What else is on the website
- General apps and software Finder provides a way of searching for apps and software that were not designed for people with aphasia but that might be helpful to some with every day life and using computers.
- What’s New page will show what has been added and updated in the last 60 days – a useful and time saving tool for frequent visitors.
- Research Evidence lists articles published that deal with aphasia therapy and use of computers.
- Help and Resources tab has pages:
- Accessibility – has pointers on how to use the website;
- Links to websites that can be helpful when using computers if you have a communication disability;
- Voice Activated Assistance; e.g. Alexa, Sira etc., this page looks at how new technology may help some people with aphasia;
- Glossary of terms used on the website and FAQ.
The Aphasia Software Finder website is independent, objective, providing detailed summaries of the programs.
It does not offer advice but we strongly recommend that people consult with a Speech and Language professional before deciding which app or software to buy.
Our hope is that this information will enable people to identify programs that could be of benefit to them, reducing the risk of inappropriate purchases.
We hope, also, that it will save SLT professionals time and effort, as they should be able to find, on one website, up to date information about aphasia software and apps in the English language.
The Aphasia Software Finder team
The original idea came from Nicole Campbell, a Trustee of The Tavistock Trust for Aphasia, and a key member of the team since the website’s inception. Dr Brian Petheram, IT and aphasia specialist, from the Speech & Language Therapy Research Unit in Bristol was crucial to the original design of the website, as well as its continuing development.

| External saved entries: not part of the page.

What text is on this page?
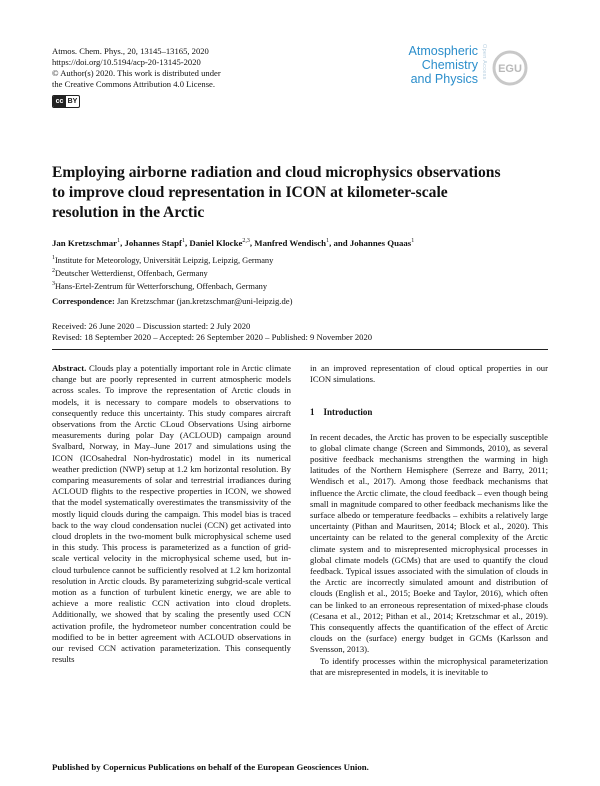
Atmos. Chem. Phys., 20, 13145–13165, 2020
https://doi.org/10.5194/acp-20-13145-2020
© Author(s) 2020. This work is distributed under
the Creative Commons Attribution 4.0 License.
cc BY
Atmospheric
Chemistry
and Physics Open Access EGU
Employing airborne radiation and cloud microphysics observations
to improve cloud representation in ICON at kilometer-scale
resolution in the Arctic
Jan Kretzschmar$^1$, Johannes Stapf$^1$, Daniel Klocke$^{2,3}$, Manfred Wendisch$^1$, and Johannes Quaas$^1$
$^1$Institute for Meteorology, Universität Leipzig, Leipzig, Germany
$^2$Deutscher Wetterdienst, Offenbach, Germany
$^3$Hans-Ertel-Zentrum für Wetterforschung, Offenbach, Germany
Correspondence: Jan Kretzschmar (jan.kretzschmar@uni-leipzig.de)
Received: 26 June 2020 – Discussion started: 2 July 2020
Revised: 18 September 2020 – Accepted: 26 September 2020 – Published: 9 November 2020

Abstract. Clouds play a potentially important role in Arctic climate change but are poorly represented in current atmospheric models across scales. To improve the representation of Arctic clouds in models, it is necessary to compare models to observations to consequently reduce this uncertainty. This study compares aircraft observations from the Arctic CLoud Observations Using airborne measurements during polar Day (ACLOUD) campaign around Svalbard, Norway, in May–June 2017 and simulations using the ICON (ICOsahedral Non-hydrostatic) model in its numerical weather prediction (NWP) setup at 1.2 km horizontal resolution. By comparing measurements of solar and terrestrial irradiances during ACLOUD flights to the respective properties in ICON, we showed that the model systematically overestimates the transmissivity of the mostly liquid clouds during the campaign. This model bias is traced back to the way cloud condensation nuclei (CCN) get activated into cloud droplets in the two-moment bulk microphysical scheme used in this study. This process is parameterized as a function of grid-scale vertical velocity in the microphysical scheme used, but in-cloud turbulence cannot be sufficiently resolved at 1.2 km horizontal resolution in Arctic clouds. By parameterizing subgrid-scale vertical motion as a function of turbulent kinetic energy, we are able to achieve a more realistic CCN activation into cloud droplets. Additionally, we showed that by scaling the presently used CCN activation profile, the hydrometeor number concentration could be modified to be in better agreement with ACLOUD observations in our revised CCN activation parameterization. This consequently results

in an improved representation of cloud optical properties in our ICON simulations.

1 Introduction

In recent decades, the Arctic has proven to be especially susceptible to global climate change (Screen and Simmonds, 2010), as several positive feedback mechanisms strengthen the warming in high latitudes of the Northern Hemisphere (Serreze and Barry, 2011; Wendisch et al., 2017). Among those feedback mechanisms that influence the Arctic climate, the cloud feedback – even though being small in magnitude compared to other feedback mechanisms like the surface albedo or temperature feedbacks – exhibits a relatively large uncertainty (Pithan and Mauritsen, 2014; Block et al., 2020). This uncertainty can be related to the general complexity of the Arctic climate system and to misrepresented microphysical processes in global climate models (GCMs) that are used to quantify the cloud feedback. Typical issues associated with the simulation of clouds in the Arctic are incorrectly simulated amount and distribution of clouds (English et al., 2015; Boeke and Taylor, 2016), which often can be linked to an erroneous representation of mixed-phase clouds (Cesana et al., 2012; Pithan et al., 2014; Kretzschmar et al., 2019). This consequently affects the quantification of the effect of Arctic clouds on the (surface) energy budget in GCMs (Karlsson and Svensson, 2013).

To identify processes within the microphysical parameterization that are misrepresented in models, it is inevitable to

Published by Copernicus Publications on behalf of the European Geosciences Union.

Sarah Woodward (Independent Speech and Language Therapist who specialises in aphasia and computer therapy) analyses all the software and has been involved with the development of the website from the beginning. Her wide experience is invaluable. Also joining the team is Dr Abi Roper*, Speech and Language Therapist, Technologist and Research Fellow, City, University of London.
Circle Interactive helped develop the current website, which they host and maintain.
*For transparency: Dr Abi Roper was part of the team that developed Make Write, an app designed for people with aphasia and which is on our website. Abi was not involved with the analysis or information posted on this website.
The Tavistock Trust for Aphasia and the ASF team would like to thank Mrs Charmaine Mallinckrodt and the Eranda Rothschild Foundation for their generous support for this project.
The team would also like to thank the people with aphasia and to other researchers who gave us feedback and advice during the development of this resource, including Linda Worrall, Speakeasy, Dyscover, Tanya Rose, Rebecca Palmer and Bristol Area Stroke Foundation.
The Tavistock Trust for Aphasia would like to thank Benjamin Shine for kindly designing and donating the logo for The Aphasia Software Finder.